Un autre article vous expliquera comment, une fois cette étincelle captée, poursuivre avec l’allumage du feu.
Silex, fer, amadou
- Du silex ;
- Un fer à battre ;
- De l’amadou.
Le silex
C’est paradoxalement cet élément qui risque d’être le plus dur à trouver, car le silex est mal réparti à travers le monde. Je sais qu’en Suisse, il n’existe que très peu de veines naturelles de silex de la bonne taille et de la bonne qualité.
Les morceaux de silex que j’utilise maintenant proviennent de l’île de Møn au Danemark, où j’ai eu la chance de passer il y a deux ans. Cette île est ceinturée de gigantesques falaises de craie, dans laquelle on trouve des nodules de silex en quantité invraisemblable. Il suffit de se pencher à peu près n’importe où pour en ramasser. Des études archéologiques ont démontré que les silex de Møn ont été retrouvés à travers toute l’Europe préhistorique (le commerce international fonctionnant déjà bien à l’époque !).
Je vous encourage à vous renseigner sur la géologie de la région où vous habitez, afin de déterminer s’il y a des veines de silex près de chez vous. Si vous en avez la possibilité, demandez au musée d’histoire naturelle, au bureau des mines, à un archéologue…
Faute de quoi, vous pourrez certainement en commander sur internet, mais ça enlève un peu du charme de la démarche !
Le fer à battre
Le cliché de l’homme des cavernes frappant deux cailloux entre eux pour produire des étincelles est faux… Il vous faudra impérativement un élément métallique à frapper contre le silex, sinon vous allez y laisser la peau de vos mains. La pyrite (l’or des fous !) ou la marcassite peuvent éventuellement faire l’affaire, mais pour vous faciliter la vie, un fer à battre est la meilleure solution.
J’ai trouvé le mien lors du même voyage en Scandinavie qui m’avait permis de récolter du silex.
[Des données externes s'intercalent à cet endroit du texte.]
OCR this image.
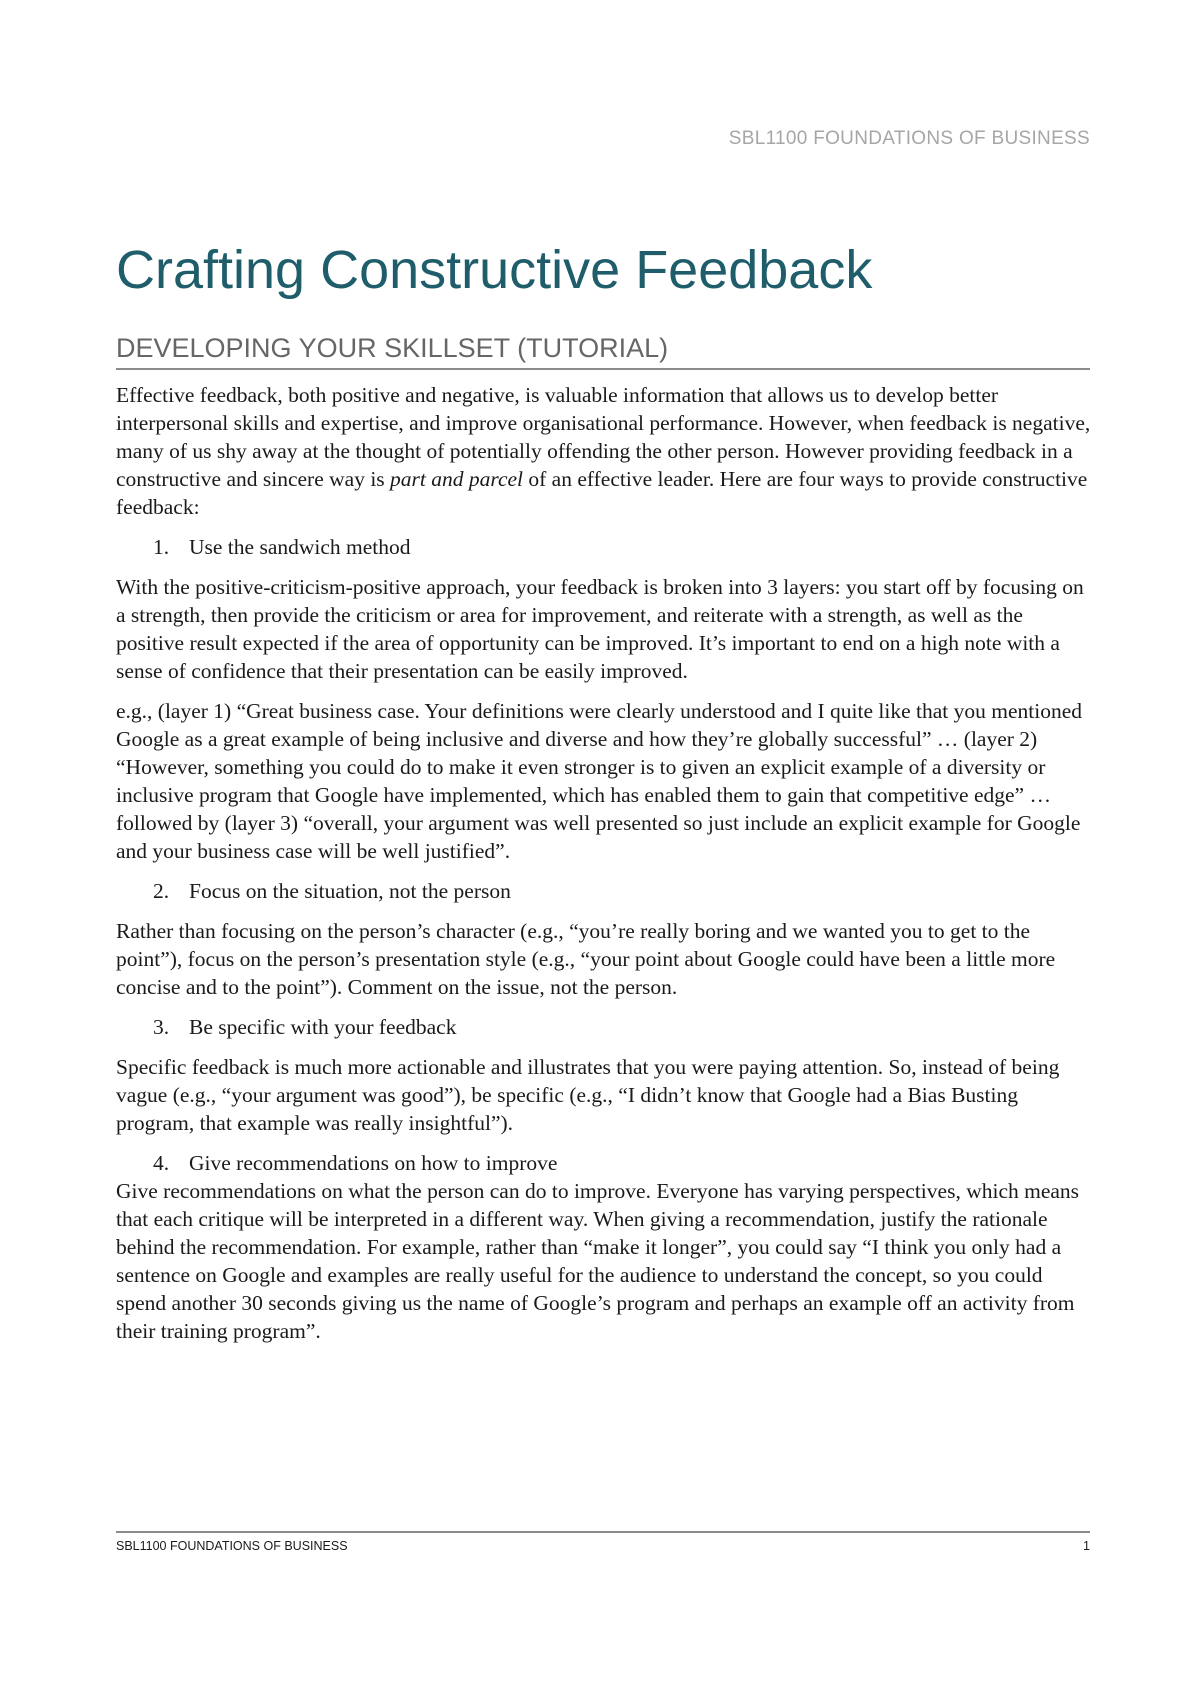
SBL1100 FOUNDATIONS OF BUSINESS
Crafting Constructive Feedback
DEVELOPING YOUR SKILLSET (TUTORIAL)

Effective feedback, both positive and negative, is valuable information that allows us to develop better interpersonal skills and expertise, and improve organisational performance. However, when feedback is negative, many of us shy away at the thought of potentially offending the other person. However providing feedback in a constructive and sincere way is part and parcel of an effective leader. Here are four ways to provide constructive feedback:

1. Use the sandwich method

With the positive-criticism-positive approach, your feedback is broken into 3 layers: you start off by focusing on a strength, then provide the criticism or area for improvement, and reiterate with a strength, as well as the positive result expected if the area of opportunity can be improved. It’s important to end on a high note with a sense of confidence that their presentation can be easily improved.

e.g., (layer 1) “Great business case. Your definitions were clearly understood and I quite like that you mentioned Google as a great example of being inclusive and diverse and how they’re globally successful” … (layer 2) “However, something you could do to make it even stronger is to given an explicit example of a diversity or inclusive program that Google have implemented, which has enabled them to gain that competitive edge” … followed by (layer 3) “overall, your argument was well presented so just include an explicit example for Google and your business case will be well justified”.

2. Focus on the situation, not the person

Rather than focusing on the person’s character (e.g., “you’re really boring and we wanted you to get to the point”), focus on the person’s presentation style (e.g., “your point about Google could have been a little more concise and to the point”). Comment on the issue, not the person.

3. Be specific with your feedback

Specific feedback is much more actionable and illustrates that you were paying attention. So, instead of being vague (e.g., “your argument was good”), be specific (e.g., “I didn’t know that Google had a Bias Busting program, that example was really insightful”).

4. Give recommendations on how to improve

Give recommendations on what the person can do to improve. Everyone has varying perspectives, which means that each critique will be interpreted in a different way. When giving a recommendation, justify the rationale behind the recommendation. For example, rather than “make it longer”, you could say “I think you only had a sentence on Google and examples are really useful for the audience to understand the concept, so you could spend another 30 seconds giving us the name of Google’s program and perhaps an example off an activity from their training program”.

SBL1100 FOUNDATIONS OF BUSINESS	1
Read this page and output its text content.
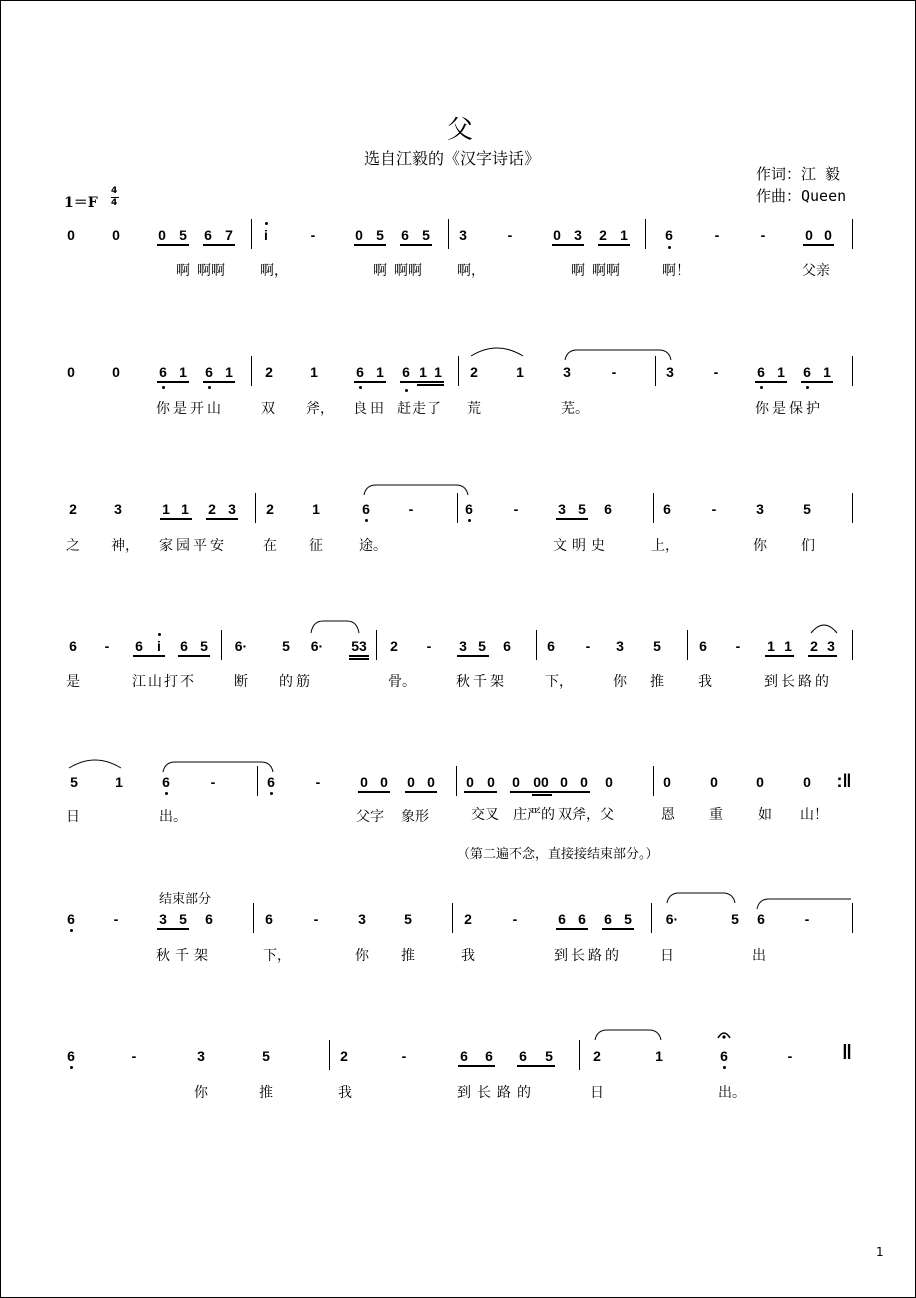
父
选自江毅的《汉字诗话》
作词：江 毅
作曲：Queen
1＝F
4
4
0	0	0 5 6 7 i	-	0 5 6 5 3	-	0 3 2 1	6	-	-	0 0
啊 啊啊	啊，	啊 啊啊	啊，	啊 啊啊	啊！	父亲
0	0	6 1 6 1 2	1	6 1 6 1 1 2	1	3	-	3	-	6 1 6 1
你是开山	双 斧， 良田 赶走了 荒	芜。	你是保护
2	3	1 1 2 3 2	1	6	-	6	-	3 5 6	6	-	3	5
之 神， 家园平安	在 征	途。	文明史	上，	你 们
6 - 6 i 6 5 6· 5 6· 53 2 - 3 5 6	6 - 3 5	6 - 1 1 2 3
是	江山打不	断 的筋	骨。	秋千架	下，	你 推 我	到长路的
5	1	6	-	6	-	0 0 0 0 0 0 0 00 0 0 0	0	0	0	0 :‖
日	出。	父字 象形	交叉 庄严的 双斧，父	恩 重	如 山！
（第二遍不念，直接接结束部分。）
结束部分
6	-	3 5 6	6	-	3	5	2	-	6 6 6 5 6·	5 6	-
秋千架	下，	你 推	我	到长路的	日	出
6	-	3	5	2	-	6 6 6 5	2	1	6	- ‖
你	推	我	到长路的	日	出。
1
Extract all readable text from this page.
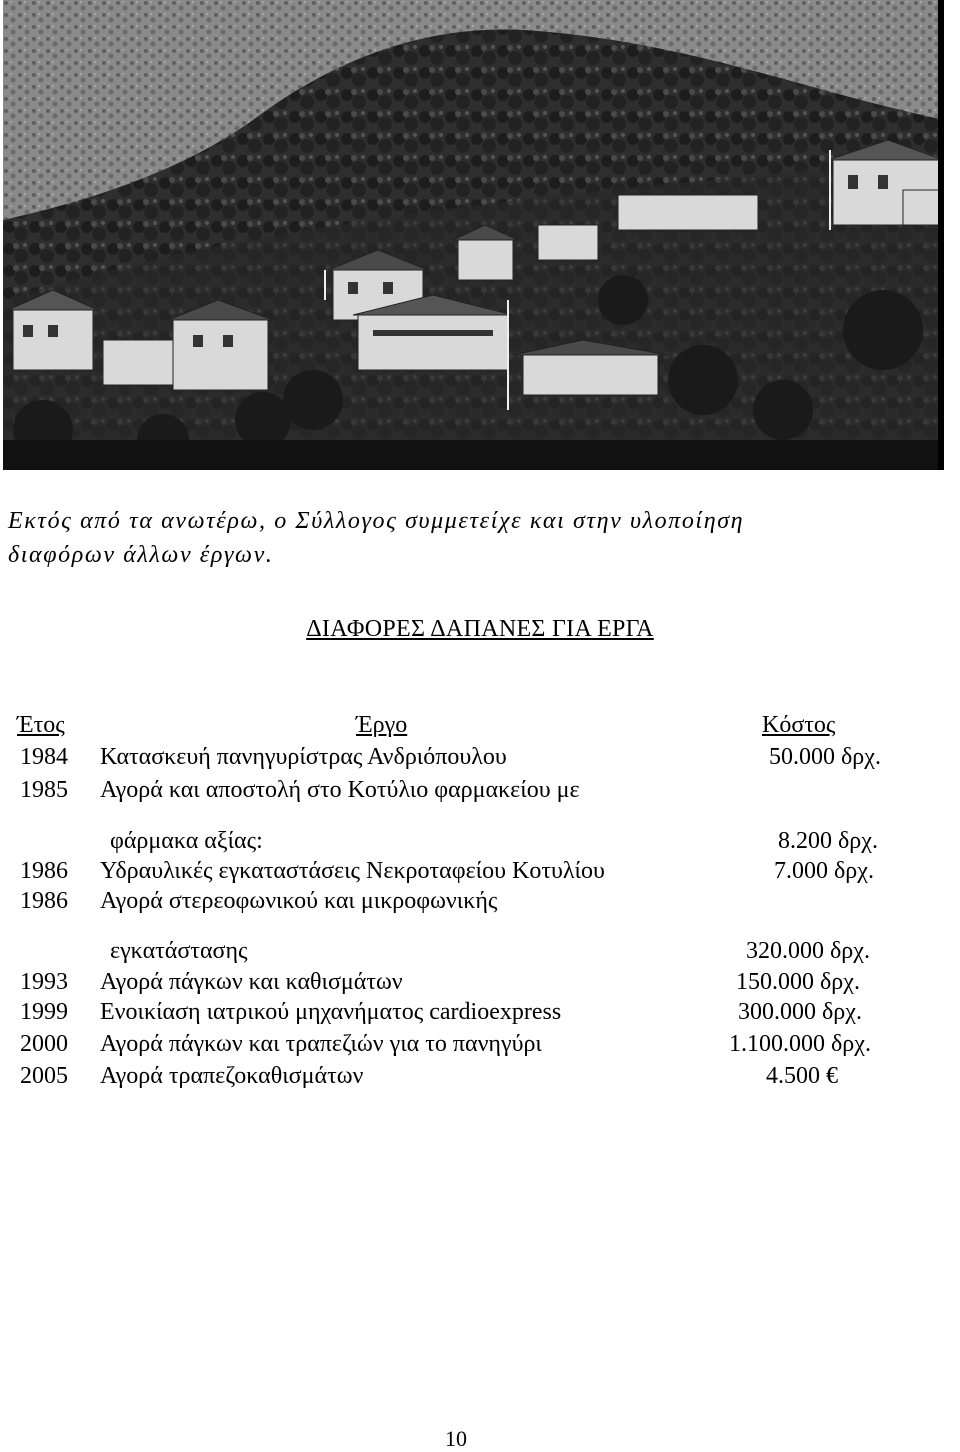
Εκτός από τα ανωτέρω, ο Σύλλογος συμμετείχε και στην υλοποίηση
διαφόρων άλλων έργων.
ΔΙΑΦΟΡΕΣ ΔΑΠΑΝΕΣ ΓΙΑ ΕΡΓΑ
Έτος	Έργο	Κόστος
1984 Κατασκευή πανηγυρίστρας Ανδριόπουλου	50.000 δρχ.
1985 Αγορά και αποστολή στο Κοτύλιο φαρμακείου με
φάρμακα αξίας:	8.200 δρχ.
1986 Υδραυλικές εγκαταστάσεις Νεκροταφείου Κοτυλίου	7.000 δρχ.
1986 Αγορά στερεοφωνικού και μικροφωνικής
εγκατάστασης	320.000 δρχ.
1993 Αγορά πάγκων και καθισμάτων	150.000 δρχ.
1999 Ενοικίαση ιατρικού μηχανήματος cardioexpress	300.000 δρχ.
2000 Αγορά πάγκων και τραπεζιών για το πανηγύρι	1.100.000 δρχ.
2005 Αγορά τραπεζοκαθισμάτων	4.500 €
10
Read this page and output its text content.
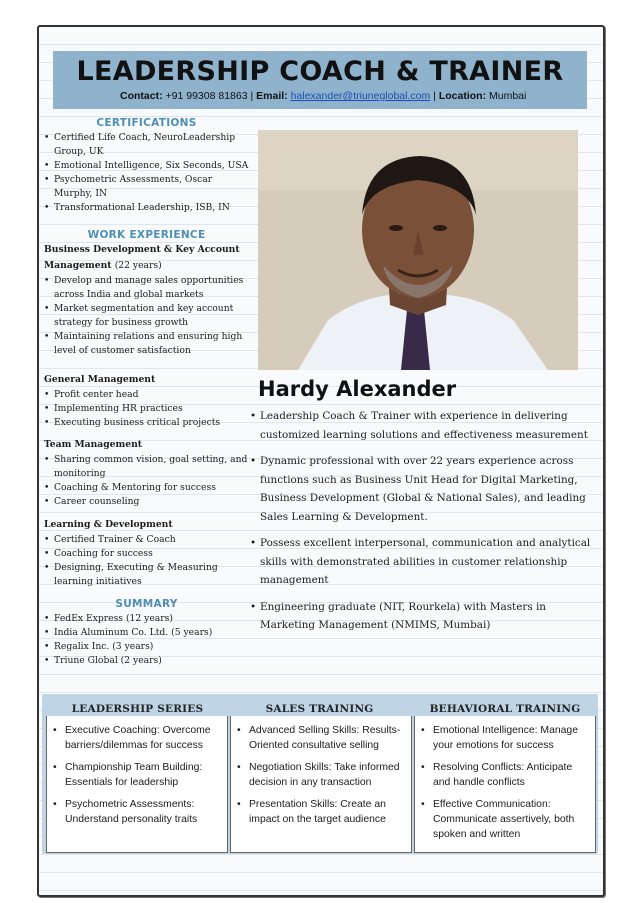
LEADERSHIP COACH & TRAINER
Contact: +91 99308 81863 | Email: halexander@triuneglobal.com | Location: Mumbai
CERTIFICATIONS
• Certified Life Coach, NeuroLeadership Group, UK
• Emotional Intelligence, Six Seconds, USA
• Psychometric Assessments, Oscar Murphy, IN
• Transformational Leadership, ISB, IN
WORK EXPERIENCE
Business Development & Key Account Management (22 years)
• Develop and manage sales opportunities across India and global markets
• Market segmentation and key account strategy for business growth
• Maintaining relations and ensuring high level of customer satisfaction
General Management
• Profit center head
• Implementing HR practices
• Executing business critical projects
Team Management
• Sharing common vision, goal setting, and monitoring
• Coaching & Mentoring for success
• Career counseling
Learning & Development
• Certified Trainer & Coach
• Coaching for success
• Designing, Executing & Measuring learning initiatives
SUMMARY
• FedEx Express (12 years)
• India Aluminum Co. Ltd. (5 years)
• Regalix Inc. (3 years)
• Triune Global (2 years)
Hardy Alexander
• Leadership Coach & Trainer with experience in delivering customized learning solutions and effectiveness measurement
• Dynamic professional with over 22 years experience across functions such as Business Unit Head for Digital Marketing, Business Development (Global & National Sales), and leading Sales Learning & Development.
• Possess excellent interpersonal, communication and analytical skills with demonstrated abilities in customer relationship management
• Engineering graduate (NIT, Rourkela) with Masters in Marketing Management (NMIMS, Mumbai)
LEADERSHIP SERIES
• Executive Coaching: Overcome barriers/dilemmas for success
• Championship Team Building: Essentials for leadership
• Psychometric Assessments: Understand personality traits
SALES TRAINING
• Advanced Selling Skills: Results-Oriented consultative selling
• Negotiation Skills: Take informed decision in any transaction
• Presentation Skills: Create an impact on the target audience
BEHAVIORAL TRAINING
• Emotional Intelligence: Manage your emotions for success
• Resolving Conflicts: Anticipate and handle conflicts
• Effective Communication: Communicate assertively, both spoken and written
J’ai pu me le procurer dans un petit musée d’artisanat régional suédois, qui vendait des objets traditionnels.
Parmi les pistes pour vous en procurer un, je peux vous suggérer les fêtes médiévales, le maréchal-ferrant ou le forgeron du coin (s’il en reste un près de chez vous), ou éventuellement la fabrication maison (forgé à la main serait la grande classe, ou sinon travaillé dans une vieille lime à métal).
L’amadou
Par amadou, on entend ici toute matière apte à « prendre » une étincelle et « garder » une braise suffisamment longtemps pour générer assez de chaleur pour enflammer d’autres matières sèches.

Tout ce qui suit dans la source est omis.